The EU and U.K. agreed last week on broad terms for a two-year transition deal that’s expected to take effect in March 2019, when Britons are due to leave to the trade bloc.

The agreement “reduces the risk of a disorderly U.K. exit from the EU next year,” and Brexit-related uncertainties have been part of the reason for the relatively weak equity performance, Turnill said. But it’s not necessarily now time to break out the champagne — or English sparkling wine, if you prefer.

“The recent deal appears unlikely to be a catalyst for a recovery in the U.K. stock market,” Turnill said. “The end state of U.K.-EU relations is highly uncertain, with potential for a new cliff-edge risk at the end of 2020.”

Many other strategists have warned that equity investors should steer clear of Britain since the Brexit vote in June 2016, with an Allianz team saying the country is “set to endure a significant period of economic uncertainty and weakness.” On the other hand, value-minded stockpickers have said there are bargains in several U.K. sectors.

The U.K.’s FTSE 100 benchmark UKX, +1.62% is down about 9% this year and lower by 4% over the past 12 months. It’s underperforming the S&P 500 SPX, -1.73% , which has lost 0.6% in 2018 and gained 14% in the last 12 months.
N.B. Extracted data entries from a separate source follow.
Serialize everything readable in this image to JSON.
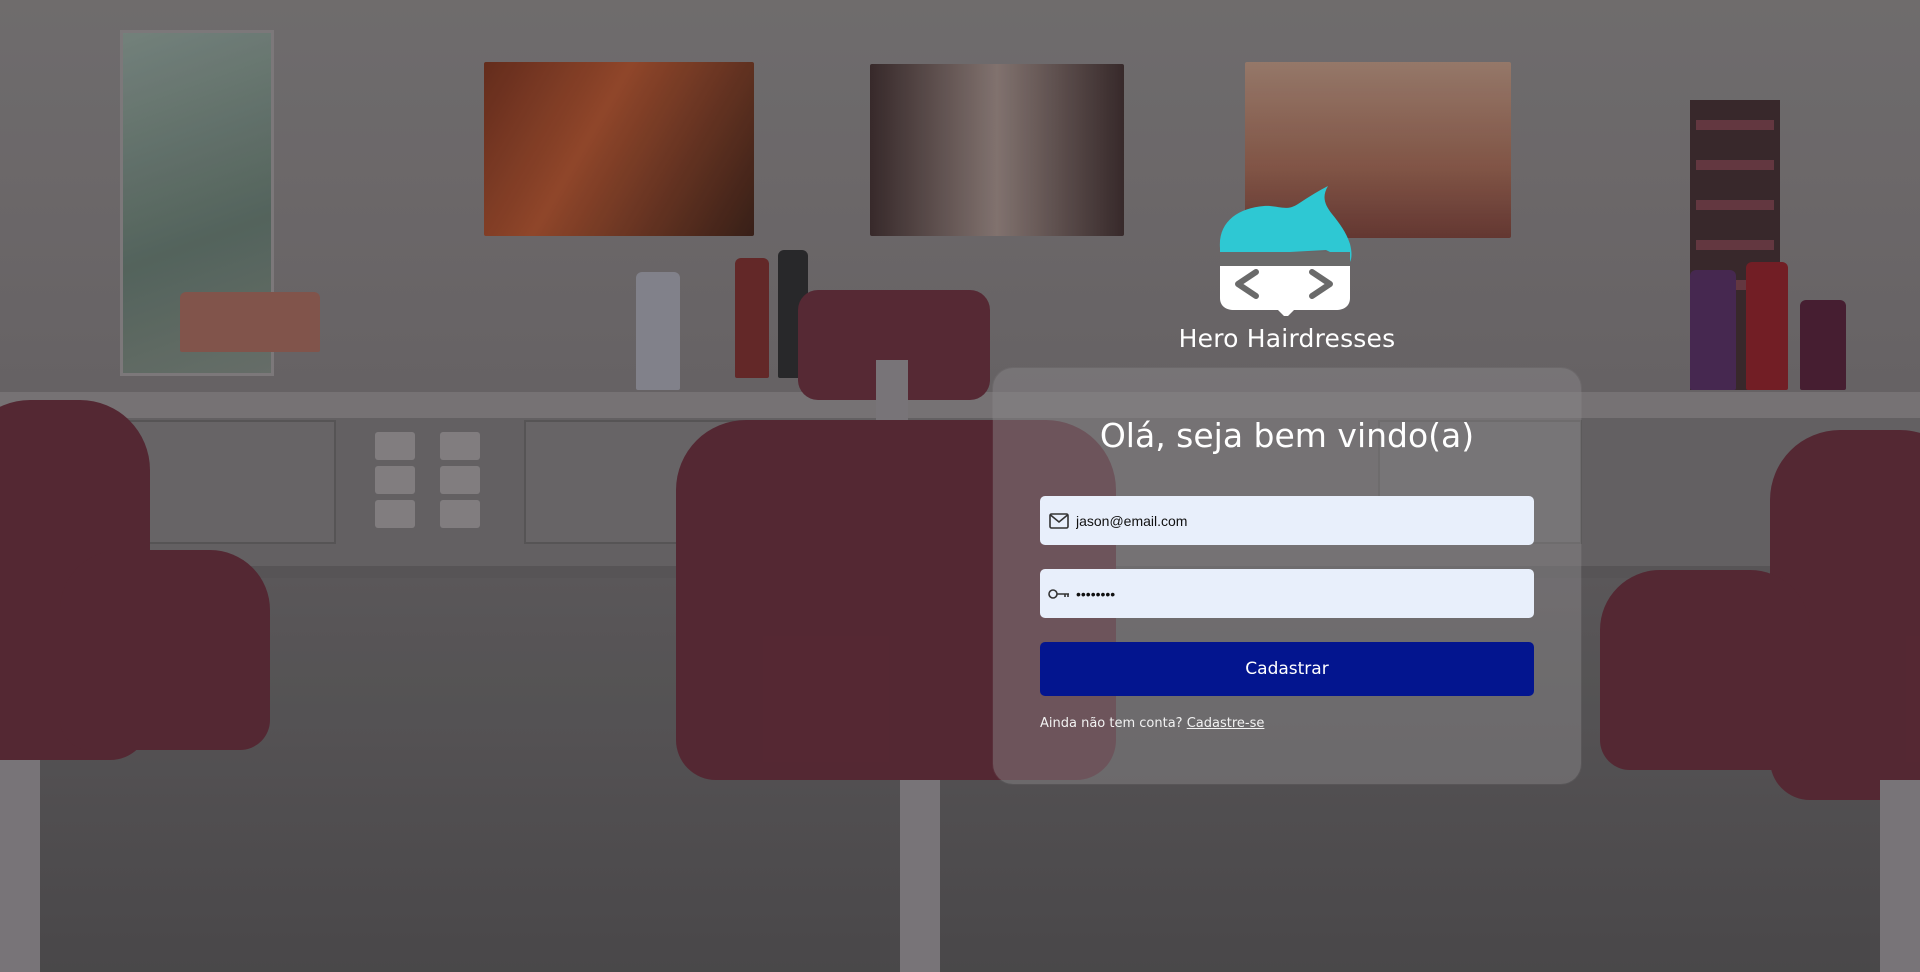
{
  "brand": {
    "name": "Hero Hairdresses",
    "logo_icon": "hero-hair-code-icon",
    "logo_colors": {
      "hair": "#2ec8d3",
      "mask": "#6a6a6a",
      "face": "#ffffff"
    }
  },
  "login": {
    "greeting": "Olá, seja bem vindo(a)",
    "email": {
      "value": "jason@email.com",
      "icon": "mail-icon"
    },
    "password": {
      "value": "••••••••",
      "icon": "key-icon"
    },
    "submit_label": "Cadastrar",
    "signup_prompt": "Ainda não tem conta?",
    "signup_link": "Cadastre-se"
  },
  "colors": {
    "primary_button": "#03158f",
    "input_bg": "#e8effb",
    "text_light": "#ffffff"
  }
}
The largest U.S.-listed ETF that tracks British stocks — the iShares MSCI United Kingdom ETF EWU, -0.78% — has shed 3% this year. Meanwhile, the iShares Currency Hedged MSCI United Kingdom ETF HEWU, +0.02% , which hedges against the pound’s GBPUSD, +0.2048% movements, has given up 8%.

The British currency has jumped 12% over the past 12 months to about $1.41, but remains below the $1.50 mark that it was trading around before the referendum on EU membership. Sterling’s gyrations can have a big effect of the many multinational British companies that generate most of their sales in other currencies.

It’s not just Brexit wot’s done it

Brexit isn’t the only challenge for the British equity market, according to Turnill, a Cambridge alumnus who once worked as an economic adviser for the Bank of England.

“U.K. large-cap indexes have a relatively high weighting to sectors that have underperformed in the past year, such as consumer staples and energy,” he said.

“And the U.K.’s tiny technology sector has also hampered performance relative to major or global indexes offering hefty tech exposures.”

Turnill echoes other analysts who have noted the British market’s makeup presents a big problem. That includes a heavier weighting to dividend payers and defensive plays as well as overall sensitivity to the pound and what’s expected to be the removal of ultra-easy monetary policy.

Last month, the BlackRock strategist and his colleagues upgraded American stocks SPY, -1.70% to overweight from neutral, saying the “positive effects of new U.S. tax and spending plans are still underappreciated.” BlackRock is the world’s largest asset manager, looking after $6 trillion in investor money.